The open interval between $0$ and $1$ is referred to as the open unit interval.

$\left({0 \,.\,.\, 1}\right) = \left\{ {x \in \R: 0 < x < 1}\right\}$

## Notation

An arbitrary interval is frequently denoted $\mathbb I$, although some sources use just $I$. Others use $\mathbf I$.

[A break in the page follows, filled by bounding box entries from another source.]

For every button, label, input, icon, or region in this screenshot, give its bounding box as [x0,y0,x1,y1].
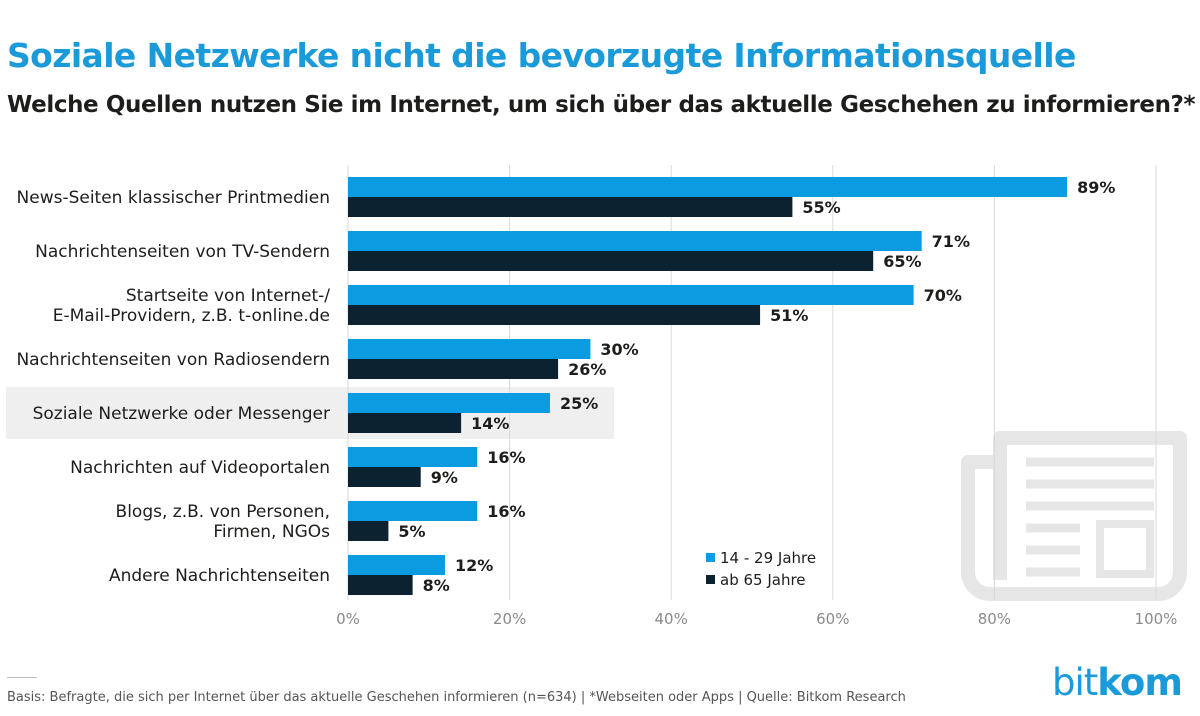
footer-note: Basis: Befragte, die sich per Internet ü… [7,690,906,705]
category-label: Startseite von Internet-/ [126,286,330,306]
bitkom-logo: bitkom [1052,661,1183,704]
data-label: 26% [568,360,606,379]
x-tick-label: 40% [655,610,688,628]
bar [348,501,478,521]
data-label: 55% [802,198,840,217]
bar [348,231,922,251]
bar [348,575,413,595]
category-label: Blogs, z.B. von Personen, [116,502,330,522]
legend-label: 14 - 29 Jahre [720,549,816,567]
data-label: 71% [932,232,970,251]
bar [348,285,914,305]
data-label: 8% [423,576,450,595]
data-label: 12% [455,556,493,575]
category-label: Nachrichten auf Videoportalen [70,458,330,478]
bar [348,197,793,217]
bar [348,251,874,271]
data-label: 16% [487,448,525,467]
category-label: Andere Nachrichtenseiten [109,566,330,586]
category-label: E-Mail-Providern, z.B. t-online.de [53,306,330,326]
x-tick-label: 100% [1135,610,1178,628]
bar [348,359,559,379]
data-label: 65% [883,252,921,271]
data-label: 16% [487,502,525,521]
chart-title: Soziale Netzwerke nicht die bevorzugte I… [7,36,1076,75]
category-label: Soziale Netzwerke oder Messenger [33,404,330,424]
data-label: 89% [1077,178,1115,197]
data-label: 25% [560,394,598,413]
x-tick-label: 0% [336,610,360,628]
logo-text-bit: bit [1052,661,1098,704]
category-label: Nachrichtenseiten von TV-Sendern [35,242,330,262]
bar [348,339,591,359]
data-label: 14% [471,414,509,433]
data-label: 9% [431,468,458,487]
data-label: 70% [924,286,962,305]
category-label: News-Seiten klassischer Printmedien [17,188,330,208]
data-label: 5% [398,522,425,541]
x-tick-label: 20% [493,610,526,628]
bar [348,305,761,325]
bar [348,521,389,541]
bar [348,393,550,413]
footer-divider [7,677,37,678]
legend-label: ab 65 Jahre [720,571,806,589]
category-label: Nachrichtenseiten von Radiosendern [16,350,330,370]
bar [348,467,421,487]
data-label: 51% [770,306,808,325]
bar [348,447,478,467]
legend-swatch [706,553,715,562]
data-label: 30% [600,340,638,359]
category-label: Firmen, NGOs [213,522,330,542]
x-tick-label: 60% [816,610,849,628]
legend-swatch [706,575,715,584]
chart-subtitle: Welche Quellen nutzen Sie im Internet, u… [7,92,1196,118]
logo-text-kom: kom [1097,661,1183,704]
bar [348,177,1068,197]
newspaper-icon [961,431,1187,601]
bar [348,413,462,433]
bar [348,555,445,575]
x-tick-label: 80% [978,610,1011,628]
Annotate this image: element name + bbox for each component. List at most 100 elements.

### Wirth Interval Notation

The notation used on this site to denote a real interval is a fairly recent innovation, and was introduced by Niklaus Emil Wirth:

 $\displaystyle \openint a b$ $:=$ $\displaystyle \set {x \in \R: a < x < b}$ Open Real Interval $\displaystyle \hointr a b$ $:=$ $\displaystyle \set {x \in \R: a \le x < b}$ Half-Open (to the right) Real Interval $\displaystyle \hointl a b$ $:=$ $\displaystyle \set {x \in \R: a < x \le b}$ Half-Open (to the left) Real Interval $\displaystyle \closedint a b$ $:=$ $\displaystyle \set {x \in \R: a \le x \le b}$ Closed Real Interval

The term Wirth interval notation has consequently been coined by $\mathsf{Pr} \infty \mathsf{fWiki}$.